Brian Atkins, who is business adviser to the Diocese of Central Tanganyika, says: “We are deeply grateful to the Diocese of Sydney for all their help. The contract may extend into two or even three years, but every effort is being made to hasten the supply to the school. To date we have received during the past three months over 550 volumes, so a good start has been made.”
The Tanzanian Government pays most of the expenses for the school, including all teachers’ salaries, food for the blind and severely visually impaired children and diesel fuel to enable transport for these children to and from their homes at the beginning and end of each term.
However, it is only through the help of the school’s supporters, in Australia and elsewhere, that the diocese can fund most of the non-teaching staff, plus electricity, water, firewood, transport, building maintenance and the Braille paper and equipment which are essential. The diocese also has to supply, maintain and insure the school’s truck and motorbike.

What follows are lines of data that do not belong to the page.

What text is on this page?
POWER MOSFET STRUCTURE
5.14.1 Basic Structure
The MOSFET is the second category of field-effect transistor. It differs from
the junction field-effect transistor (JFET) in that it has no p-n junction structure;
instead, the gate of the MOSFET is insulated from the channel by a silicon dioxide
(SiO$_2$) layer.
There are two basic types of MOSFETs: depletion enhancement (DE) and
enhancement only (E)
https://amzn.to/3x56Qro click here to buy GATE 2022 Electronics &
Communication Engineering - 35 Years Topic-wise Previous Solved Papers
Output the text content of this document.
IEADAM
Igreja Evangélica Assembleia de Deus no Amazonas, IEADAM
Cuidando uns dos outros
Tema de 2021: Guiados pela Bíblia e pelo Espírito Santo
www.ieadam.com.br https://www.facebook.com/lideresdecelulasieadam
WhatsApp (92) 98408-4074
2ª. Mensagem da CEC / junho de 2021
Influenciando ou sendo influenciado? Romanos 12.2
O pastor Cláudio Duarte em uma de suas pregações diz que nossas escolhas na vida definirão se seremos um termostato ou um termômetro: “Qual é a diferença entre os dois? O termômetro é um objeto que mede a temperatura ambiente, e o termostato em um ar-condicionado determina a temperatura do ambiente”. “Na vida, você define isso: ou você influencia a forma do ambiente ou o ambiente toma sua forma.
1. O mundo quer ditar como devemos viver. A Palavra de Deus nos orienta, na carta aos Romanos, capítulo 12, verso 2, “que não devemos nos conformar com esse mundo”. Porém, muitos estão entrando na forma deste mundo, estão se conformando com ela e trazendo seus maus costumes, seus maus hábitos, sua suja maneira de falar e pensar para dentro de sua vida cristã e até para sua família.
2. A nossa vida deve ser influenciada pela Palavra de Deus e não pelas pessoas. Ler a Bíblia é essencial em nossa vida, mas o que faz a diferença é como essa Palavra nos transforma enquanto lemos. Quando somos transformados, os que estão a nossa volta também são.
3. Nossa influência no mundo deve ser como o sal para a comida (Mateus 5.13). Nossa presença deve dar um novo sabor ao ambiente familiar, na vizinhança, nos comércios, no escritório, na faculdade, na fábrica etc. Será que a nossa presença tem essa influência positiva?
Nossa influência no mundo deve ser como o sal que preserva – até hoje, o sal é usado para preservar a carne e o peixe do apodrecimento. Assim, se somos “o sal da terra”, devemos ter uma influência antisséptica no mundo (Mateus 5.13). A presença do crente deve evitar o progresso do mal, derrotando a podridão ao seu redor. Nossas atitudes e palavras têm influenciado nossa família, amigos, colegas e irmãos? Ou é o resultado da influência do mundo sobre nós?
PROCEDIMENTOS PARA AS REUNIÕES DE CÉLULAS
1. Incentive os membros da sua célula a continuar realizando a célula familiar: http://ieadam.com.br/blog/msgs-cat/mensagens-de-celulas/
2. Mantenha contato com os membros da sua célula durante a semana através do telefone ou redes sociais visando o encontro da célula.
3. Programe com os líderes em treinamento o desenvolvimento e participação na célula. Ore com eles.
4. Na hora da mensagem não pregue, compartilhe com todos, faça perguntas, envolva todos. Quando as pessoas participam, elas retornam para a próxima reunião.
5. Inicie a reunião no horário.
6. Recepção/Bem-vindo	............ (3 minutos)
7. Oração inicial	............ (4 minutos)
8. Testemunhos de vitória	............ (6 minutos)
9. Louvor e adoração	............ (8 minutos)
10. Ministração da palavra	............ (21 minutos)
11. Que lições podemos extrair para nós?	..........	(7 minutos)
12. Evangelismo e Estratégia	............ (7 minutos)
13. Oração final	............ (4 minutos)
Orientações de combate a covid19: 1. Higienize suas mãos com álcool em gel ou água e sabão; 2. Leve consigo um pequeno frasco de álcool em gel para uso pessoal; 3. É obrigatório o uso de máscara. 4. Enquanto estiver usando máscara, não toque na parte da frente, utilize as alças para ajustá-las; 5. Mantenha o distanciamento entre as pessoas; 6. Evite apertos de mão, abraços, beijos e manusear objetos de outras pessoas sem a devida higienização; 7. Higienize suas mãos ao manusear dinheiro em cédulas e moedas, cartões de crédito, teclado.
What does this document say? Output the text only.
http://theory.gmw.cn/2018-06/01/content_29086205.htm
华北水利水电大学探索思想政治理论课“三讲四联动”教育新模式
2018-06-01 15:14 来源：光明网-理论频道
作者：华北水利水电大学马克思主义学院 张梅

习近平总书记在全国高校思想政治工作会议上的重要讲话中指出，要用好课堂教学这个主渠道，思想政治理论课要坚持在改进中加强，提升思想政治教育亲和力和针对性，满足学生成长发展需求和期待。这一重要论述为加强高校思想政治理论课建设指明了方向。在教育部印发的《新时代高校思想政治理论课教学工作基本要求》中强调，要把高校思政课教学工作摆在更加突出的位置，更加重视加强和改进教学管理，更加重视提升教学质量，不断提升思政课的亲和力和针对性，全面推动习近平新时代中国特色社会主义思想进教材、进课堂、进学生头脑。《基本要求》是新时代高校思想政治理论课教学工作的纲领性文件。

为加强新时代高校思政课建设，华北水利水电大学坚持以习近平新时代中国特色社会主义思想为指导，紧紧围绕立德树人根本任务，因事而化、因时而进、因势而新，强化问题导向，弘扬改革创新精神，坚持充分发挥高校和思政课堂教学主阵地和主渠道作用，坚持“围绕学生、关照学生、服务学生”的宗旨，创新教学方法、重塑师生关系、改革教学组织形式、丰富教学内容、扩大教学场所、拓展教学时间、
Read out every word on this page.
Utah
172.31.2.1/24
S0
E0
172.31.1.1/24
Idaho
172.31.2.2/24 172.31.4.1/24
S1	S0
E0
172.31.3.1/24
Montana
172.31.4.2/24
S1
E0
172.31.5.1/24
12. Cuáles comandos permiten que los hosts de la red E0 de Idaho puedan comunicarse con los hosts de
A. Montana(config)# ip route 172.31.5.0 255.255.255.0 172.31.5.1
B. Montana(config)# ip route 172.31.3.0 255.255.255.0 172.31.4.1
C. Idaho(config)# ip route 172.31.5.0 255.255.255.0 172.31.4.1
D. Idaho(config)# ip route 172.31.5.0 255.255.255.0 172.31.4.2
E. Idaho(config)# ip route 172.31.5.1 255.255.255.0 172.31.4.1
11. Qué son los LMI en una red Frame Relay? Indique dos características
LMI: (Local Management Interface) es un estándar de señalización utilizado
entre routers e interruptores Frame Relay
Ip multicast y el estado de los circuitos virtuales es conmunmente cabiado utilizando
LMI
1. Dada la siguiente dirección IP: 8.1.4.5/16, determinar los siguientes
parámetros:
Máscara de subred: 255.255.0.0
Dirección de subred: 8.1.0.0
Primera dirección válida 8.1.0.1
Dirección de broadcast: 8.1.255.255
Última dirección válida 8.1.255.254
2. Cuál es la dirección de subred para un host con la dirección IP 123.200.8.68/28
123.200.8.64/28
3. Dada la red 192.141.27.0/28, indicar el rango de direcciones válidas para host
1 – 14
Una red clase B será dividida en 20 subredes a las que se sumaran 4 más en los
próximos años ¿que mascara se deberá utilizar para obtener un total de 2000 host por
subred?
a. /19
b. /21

“The Buigiri School for the Blind is now the Centre for Excellence in Tanzania for the teaching of blind and severely visually impaired children at primary level,” Brian Atkins says. “The school is on a journey. There is still much to be done, but the progress in the past 12-plus years means that these children now have the opportunity of a sound primary education, the possibility of a secondary education as the Diocese has also opened a blind unit in one of its secondary schools.
“For the future we hope they may have the opportunity of a job, even a career. One former pupil is the Dean of Education in the Open University of Tanzania. He is totally blind.”